The council has bought 254 Victoria St, tenanted by Mexico restaurant, 250 Victoria St, tenanted by Dough Bros and 246 Victoria St which is at the rear of the site.
The properties have a capital value of $2.0750 million and a estimated market valuation calculated by council last year of $2.586m.
The purchases are part of the council's plans to future-proof properties between the existing Victoria on the River central city park and the soon-to-be-built Waikato Regional Theatre.
Property investor Donald Fraser, who co-owned the properties with Peter Morton, confirmed he had sold them to the council for what he considered to be a "fair price".

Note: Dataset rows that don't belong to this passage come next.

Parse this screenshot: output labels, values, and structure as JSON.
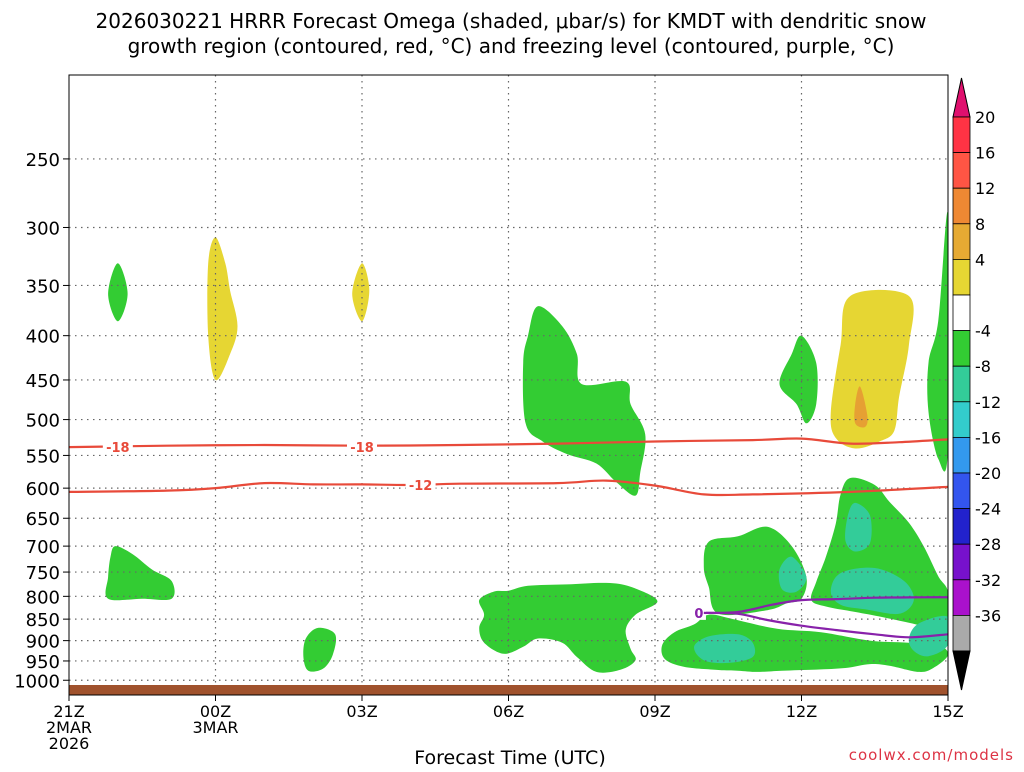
{
  "title_line1": "2026030221 HRRR Forecast Omega (shaded, μbar/s) for KMDT with dendritic snow",
  "title_line2": "growth region (contoured, red, °C) and freezing level (contoured, purple, °C)",
  "credit": "coolwx.com/models",
  "colors": {
    "light_green": "#33cc33",
    "teal": "#33cc99",
    "yellow": "#e6d633",
    "orange": "#e6a033",
    "snow_contour": "#e84a3a",
    "freezing_contour": "#8822aa",
    "ground": "#a0522d"
  },
  "chart_data": {
    "type": "contour",
    "xlabel": "Forecast Time (UTC)",
    "x_ticks": [
      {
        "hour": 0,
        "lines": [
          "21Z",
          "2MAR",
          "2026"
        ]
      },
      {
        "hour": 3,
        "lines": [
          "00Z",
          "3MAR"
        ]
      },
      {
        "hour": 6,
        "lines": [
          "03Z"
        ]
      },
      {
        "hour": 9,
        "lines": [
          "06Z"
        ]
      },
      {
        "hour": 12,
        "lines": [
          "09Z"
        ]
      },
      {
        "hour": 15,
        "lines": [
          "12Z"
        ]
      },
      {
        "hour": 18,
        "lines": [
          "15Z"
        ]
      }
    ],
    "xlim": [
      0,
      18
    ],
    "y_ticks": [
      250,
      300,
      350,
      400,
      450,
      500,
      550,
      600,
      650,
      700,
      750,
      800,
      850,
      900,
      950,
      1000
    ],
    "ylim": [
      1040,
      200
    ],
    "y_scale": "log",
    "colorbar": {
      "labels": [
        "20",
        "16",
        "12",
        "8",
        "4",
        "-4",
        "-8",
        "-12",
        "-16",
        "-20",
        "-24",
        "-28",
        "-32",
        "-36"
      ],
      "bins": [
        "#ff3344",
        "#ff5544",
        "#ee8833",
        "#e6aa33",
        "#e6d633",
        "#ffffff",
        "#33cc33",
        "#33cc99",
        "#33cccc",
        "#3399ee",
        "#3355ee",
        "#2222cc",
        "#7711cc",
        "#aa11cc",
        "#aaaaaa"
      ],
      "top_arrow": "#e0106e",
      "bottom_arrow": "#000000"
    },
    "contours": [
      {
        "label": "-18",
        "color": "#e84a3a",
        "label_at": [
          [
            1,
            538
          ],
          [
            6,
            538
          ]
        ],
        "points": [
          [
            0,
            538
          ],
          [
            2,
            536
          ],
          [
            4,
            535
          ],
          [
            6,
            536
          ],
          [
            8,
            535
          ],
          [
            10,
            533
          ],
          [
            12,
            530
          ],
          [
            14,
            528
          ],
          [
            15,
            526
          ],
          [
            16,
            533
          ],
          [
            17,
            531
          ],
          [
            18,
            527
          ]
        ]
      },
      {
        "label": "-12",
        "color": "#e84a3a",
        "label_at": [
          [
            7.2,
            595
          ]
        ],
        "points": [
          [
            0,
            606
          ],
          [
            2,
            604
          ],
          [
            3,
            600
          ],
          [
            4,
            592
          ],
          [
            5,
            594
          ],
          [
            6,
            594
          ],
          [
            7,
            595
          ],
          [
            8,
            593
          ],
          [
            10,
            592
          ],
          [
            11,
            588
          ],
          [
            12,
            596
          ],
          [
            13,
            610
          ],
          [
            14,
            610
          ],
          [
            16,
            606
          ],
          [
            18,
            598
          ]
        ]
      },
      {
        "label": "0",
        "color": "#8822aa",
        "label_at": [
          [
            12.9,
            836
          ]
        ],
        "points": [
          [
            13,
            836
          ],
          [
            13.7,
            834
          ],
          [
            14.4,
            818
          ],
          [
            15,
            808
          ],
          [
            15.7,
            806
          ],
          [
            16.5,
            803
          ],
          [
            17.5,
            802
          ],
          [
            18,
            802
          ]
        ]
      },
      {
        "label": "",
        "color": "#8822aa",
        "label_at": [],
        "points": [
          [
            13,
            836
          ],
          [
            13.7,
            838
          ],
          [
            14.3,
            852
          ],
          [
            15,
            865
          ],
          [
            15.7,
            875
          ],
          [
            16.5,
            885
          ],
          [
            17.2,
            892
          ],
          [
            18,
            885
          ]
        ]
      }
    ],
    "shaded": [
      {
        "color": "#33cc33",
        "points": [
          [
            1,
            330
          ],
          [
            1.2,
            358
          ],
          [
            1,
            385
          ],
          [
            0.8,
            358
          ]
        ]
      },
      {
        "color": "#33cc33",
        "points": [
          [
            0.95,
            700
          ],
          [
            1.3,
            715
          ],
          [
            1.7,
            745
          ],
          [
            2.1,
            768
          ],
          [
            2.1,
            805
          ],
          [
            1.5,
            805
          ],
          [
            0.8,
            805
          ],
          [
            0.8,
            760
          ],
          [
            0.85,
            720
          ]
        ]
      },
      {
        "color": "#33cc33",
        "points": [
          [
            5.1,
            870
          ],
          [
            5.45,
            885
          ],
          [
            5.4,
            935
          ],
          [
            5.2,
            970
          ],
          [
            4.9,
            975
          ],
          [
            4.8,
            940
          ],
          [
            4.85,
            895
          ]
        ]
      },
      {
        "color": "#33cc33",
        "points": [
          [
            9.6,
            370
          ],
          [
            10.1,
            390
          ],
          [
            10.4,
            420
          ],
          [
            10.5,
            455
          ],
          [
            11.4,
            452
          ],
          [
            11.5,
            480
          ],
          [
            11.8,
            520
          ],
          [
            11.7,
            575
          ],
          [
            11.6,
            612
          ],
          [
            11.2,
            590
          ],
          [
            10.8,
            562
          ],
          [
            10.2,
            548
          ],
          [
            9.7,
            530
          ],
          [
            9.35,
            505
          ],
          [
            9.3,
            430
          ],
          [
            9.4,
            400
          ]
        ]
      },
      {
        "color": "#33cc33",
        "points": [
          [
            8.4,
            808
          ],
          [
            8.7,
            790
          ],
          [
            9,
            788
          ],
          [
            9.4,
            778
          ],
          [
            10.2,
            775
          ],
          [
            11,
            772
          ],
          [
            11.5,
            780
          ],
          [
            12.05,
            810
          ],
          [
            11.6,
            840
          ],
          [
            11.4,
            875
          ],
          [
            11.5,
            920
          ],
          [
            11.6,
            948
          ],
          [
            11.3,
            972
          ],
          [
            10.8,
            978
          ],
          [
            10.4,
            940
          ],
          [
            10.1,
            905
          ],
          [
            9.6,
            895
          ],
          [
            9.3,
            915
          ],
          [
            8.9,
            932
          ],
          [
            8.5,
            905
          ],
          [
            8.4,
            870
          ],
          [
            8.5,
            840
          ]
        ]
      },
      {
        "color": "#33cc33",
        "points": [
          [
            15.0,
            400
          ],
          [
            15.3,
            430
          ],
          [
            15.3,
            480
          ],
          [
            15.1,
            505
          ],
          [
            14.9,
            480
          ],
          [
            14.55,
            455
          ],
          [
            14.8,
            420
          ]
        ]
      },
      {
        "color": "#33cc33",
        "points": [
          [
            18.0,
            290
          ],
          [
            18.0,
            540
          ],
          [
            17.8,
            555
          ],
          [
            17.6,
            490
          ],
          [
            17.6,
            430
          ],
          [
            17.8,
            385
          ]
        ]
      },
      {
        "color": "#33cc33",
        "points": [
          [
            13.1,
            692
          ],
          [
            13.7,
            682
          ],
          [
            14.3,
            665
          ],
          [
            14.8,
            700
          ],
          [
            15.1,
            760
          ],
          [
            15.0,
            805
          ],
          [
            14.7,
            815
          ],
          [
            14.3,
            830
          ],
          [
            13.3,
            838
          ],
          [
            13.1,
            780
          ],
          [
            13.0,
            740
          ]
        ]
      },
      {
        "color": "#33cc33",
        "points": [
          [
            13.1,
            840
          ],
          [
            13.6,
            850
          ],
          [
            14.5,
            872
          ],
          [
            15.4,
            880
          ],
          [
            16.4,
            900
          ],
          [
            17.2,
            905
          ],
          [
            17.8,
            910
          ],
          [
            18.0,
            935
          ],
          [
            17.7,
            968
          ],
          [
            17.4,
            978
          ],
          [
            16.8,
            962
          ],
          [
            16.4,
            958
          ],
          [
            15.9,
            968
          ],
          [
            15.3,
            972
          ],
          [
            14.6,
            975
          ],
          [
            14.1,
            978
          ],
          [
            13.7,
            975
          ],
          [
            13.3,
            973
          ],
          [
            12.6,
            965
          ],
          [
            12.2,
            945
          ],
          [
            12.15,
            910
          ],
          [
            12.4,
            880
          ],
          [
            12.8,
            862
          ]
        ]
      },
      {
        "color": "#33cc33",
        "points": [
          [
            16.0,
            584
          ],
          [
            16.5,
            595
          ],
          [
            16.8,
            622
          ],
          [
            17.2,
            658
          ],
          [
            17.5,
            700
          ],
          [
            17.8,
            758
          ],
          [
            18.0,
            790
          ],
          [
            18.0,
            855
          ],
          [
            17.7,
            870
          ],
          [
            17.2,
            858
          ],
          [
            16.5,
            842
          ],
          [
            16.0,
            832
          ],
          [
            15.5,
            822
          ],
          [
            15.2,
            808
          ],
          [
            15.3,
            770
          ],
          [
            15.5,
            720
          ],
          [
            15.7,
            660
          ],
          [
            15.8,
            610
          ]
        ]
      },
      {
        "color": "#33cc99",
        "points": [
          [
            13.1,
            890
          ],
          [
            13.7,
            885
          ],
          [
            14.0,
            905
          ],
          [
            14.0,
            940
          ],
          [
            13.5,
            955
          ],
          [
            13.0,
            948
          ],
          [
            12.8,
            915
          ]
        ]
      },
      {
        "color": "#33cc99",
        "points": [
          [
            14.8,
            720
          ],
          [
            15.1,
            760
          ],
          [
            14.9,
            790
          ],
          [
            14.6,
            785
          ],
          [
            14.55,
            745
          ]
        ]
      },
      {
        "color": "#33cc99",
        "points": [
          [
            16.1,
            624
          ],
          [
            16.4,
            645
          ],
          [
            16.4,
            695
          ],
          [
            16.1,
            710
          ],
          [
            15.9,
            690
          ],
          [
            15.95,
            645
          ]
        ]
      },
      {
        "color": "#33cc99",
        "points": [
          [
            15.8,
            752
          ],
          [
            16.5,
            742
          ],
          [
            17.1,
            768
          ],
          [
            17.3,
            808
          ],
          [
            17.0,
            838
          ],
          [
            16.3,
            828
          ],
          [
            15.8,
            818
          ],
          [
            15.6,
            790
          ]
        ]
      },
      {
        "color": "#33cc99",
        "points": [
          [
            17.4,
            860
          ],
          [
            18.0,
            845
          ],
          [
            18.0,
            910
          ],
          [
            17.6,
            938
          ],
          [
            17.3,
            925
          ],
          [
            17.2,
            895
          ]
        ]
      },
      {
        "color": "#e6d633",
        "points": [
          [
            3.0,
            308
          ],
          [
            3.2,
            330
          ],
          [
            3.3,
            355
          ],
          [
            3.45,
            390
          ],
          [
            3.3,
            420
          ],
          [
            3.0,
            450
          ],
          [
            2.85,
            400
          ],
          [
            2.85,
            330
          ]
        ]
      },
      {
        "color": "#e6d633",
        "points": [
          [
            6.0,
            330
          ],
          [
            6.15,
            355
          ],
          [
            6.0,
            385
          ],
          [
            5.8,
            358
          ]
        ]
      },
      {
        "color": "#e6d633",
        "points": [
          [
            16.0,
            360
          ],
          [
            17.2,
            360
          ],
          [
            17.2,
            410
          ],
          [
            17.0,
            470
          ],
          [
            16.9,
            515
          ],
          [
            16.6,
            530
          ],
          [
            16.1,
            540
          ],
          [
            15.7,
            525
          ],
          [
            15.6,
            490
          ],
          [
            15.8,
            410
          ]
        ]
      },
      {
        "color": "#e6a033",
        "points": [
          [
            16.2,
            458
          ],
          [
            16.35,
            495
          ],
          [
            16.3,
            510
          ],
          [
            16.1,
            505
          ],
          [
            16.1,
            480
          ]
        ]
      }
    ]
  }
}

The existing leases with the current tenants would be honoured, he said.
Fraser, who has owned the buildings for 30 years, said he had always wanted to sell them to council to because he shared its vision to open up the city to the river.
He would not say how much they sold for, but said he had a family trust which had reinvested in Frankton for a better return on investment.

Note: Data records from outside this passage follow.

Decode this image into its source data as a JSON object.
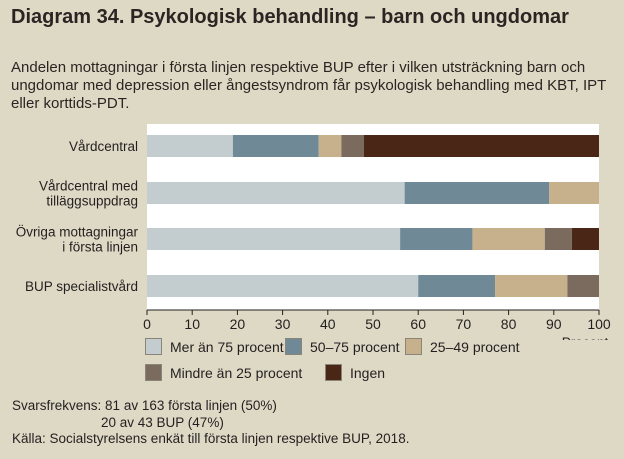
{
  "title": "Diagram 34. Psykologisk behandling –  barn och ungdomar",
  "subtitle": "Andelen mottagningar i första linjen respektive BUP efter i vilken utsträckning barn och ungdomar med depression eller ångestsyndrom får psykologisk behandling med KBT, IPT eller korttids-PDT.",
  "chart_data": {
    "type": "bar",
    "orientation": "horizontal",
    "stacked": true,
    "categories": [
      [
        "Vårdcentral"
      ],
      [
        "Vårdcentral med",
        "tilläggsuppdrag"
      ],
      [
        "Övriga mottagningar",
        "i första linjen"
      ],
      [
        "BUP specialistvård"
      ]
    ],
    "series": [
      {
        "name": "Mer än 75 procent",
        "color": "#c3cdcf",
        "values": [
          19,
          57,
          56,
          60
        ]
      },
      {
        "name": "50–75 procent",
        "color": "#6f8a96",
        "values": [
          19,
          32,
          16,
          17
        ]
      },
      {
        "name": "25–49 procent",
        "color": "#c6b18c",
        "values": [
          5,
          11,
          16,
          16
        ]
      },
      {
        "name": "Mindre än 25 procent",
        "color": "#7b6b5e",
        "values": [
          5,
          0,
          6,
          7
        ]
      },
      {
        "name": "Ingen",
        "color": "#4a2616",
        "values": [
          52,
          0,
          6,
          0
        ]
      }
    ],
    "xlim": [
      0,
      100
    ],
    "xticks": [
      0,
      10,
      20,
      30,
      40,
      50,
      60,
      70,
      80,
      90,
      100
    ],
    "xlabel": "Procent",
    "grid": false,
    "legend_position": "bottom"
  },
  "footer": {
    "svarsfrekvens_label": "Svarsfrekvens:",
    "svarsfrekvens_line1": "81 av 163 första linjen (50%)",
    "svarsfrekvens_line2": "20 av 43 BUP (47%)",
    "source": "Källa: Socialstyrelsens enkät till första linjen respektive BUP, 2018."
  }
}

Hamilton City Council declined to comment about the purchases because the chief executive was bound by a council resolution.
Earlier this year the council set aside $7m to buy buildings in the area in case it decided to continue with mayor Andrew King's vision of expanding it to a large park in a bid to better open the city to the Waikato River.

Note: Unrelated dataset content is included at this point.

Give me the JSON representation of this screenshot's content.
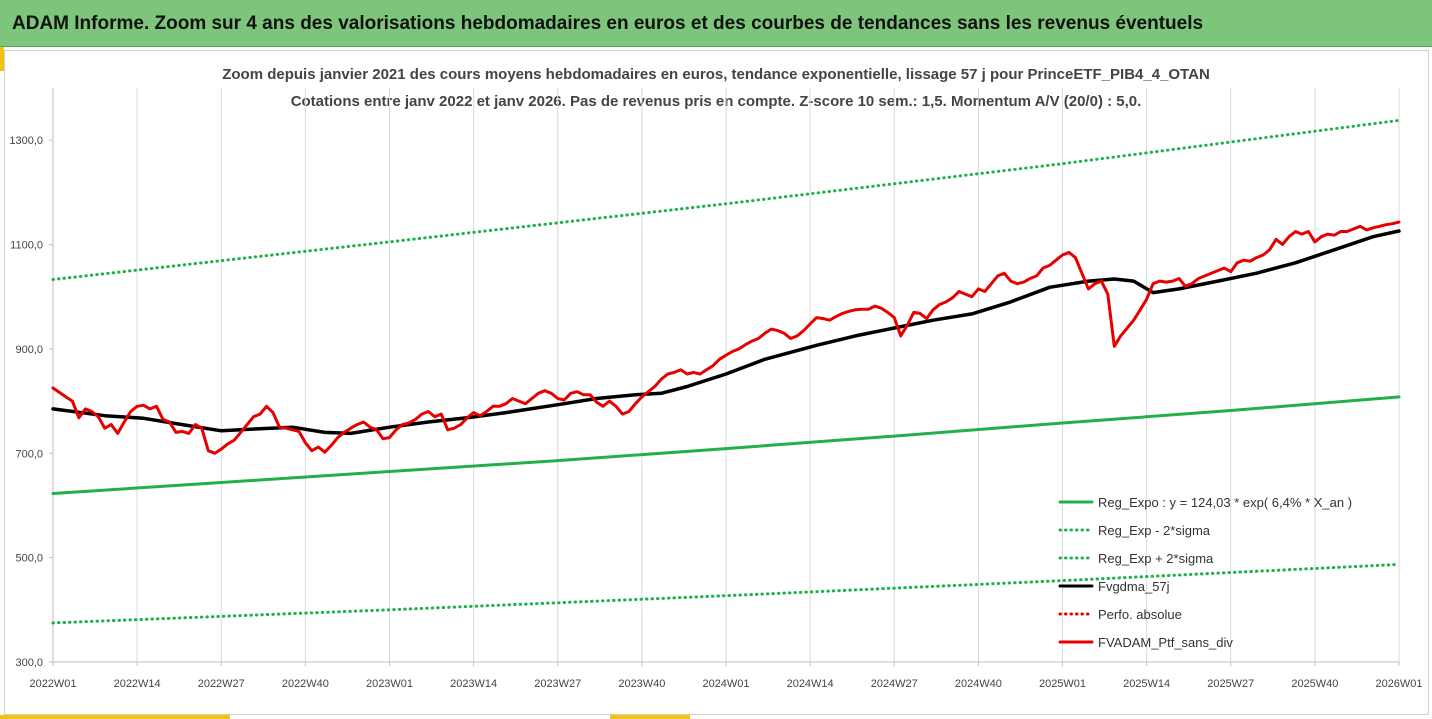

Council staff have wasted no time approaching property owners in the area and securing the first two.
Last year staff supplied council with an estimated market value of the properties, valuing 250 Victoria St (Dough Bros) at $825,000, 254 Victoria St (Mexico) at $1.33m and 246 Victoria St at $431,250.
250 Victoria St has a CV of $660,000, 254 Victoria St has a CV $1.07m and 246 Victoria St a CV of $345,00.
The council's initial plan was to put aside $12m to buy properties between Sky City and Embassy Park to demolish and build an extension of Victoria on the River, but it was dismissed following public consultation.
To fulfill King's vision to develop a grassed park setting between the two existing public spaces the council would need to buy 220 to 266 Victoria St.
Council instead voted in June to spend $7m on just buying some strategic properties in year one of the 10-year plan.
It gained the majority support of councillors with some commenting at the time they supported the plan because staff had told them there would be no rates impact on the proposal.
"The chief executive said the rental income would match or be better than the outgoings and interest costs," councillor Dave Macpherson said at a June meeting.
"The question is do we want to future-proof the central city area for the expansion of the central city park into that area or not."
Hamilton chief executive Richard Briggs told the Herald in December last year it was irrelevant who was given the heads up over the council's plans for the park as the council would only ever pay market valuation for a property.
"There's no advantage to anyone in knowing this because when council buys these properties we are going to pay valuation for them.
"I suggest any good businessman won't be paying over the odds for them anyway, but that's their call and anyone selling the properties will be selling them at market. The market is going to drive all this out."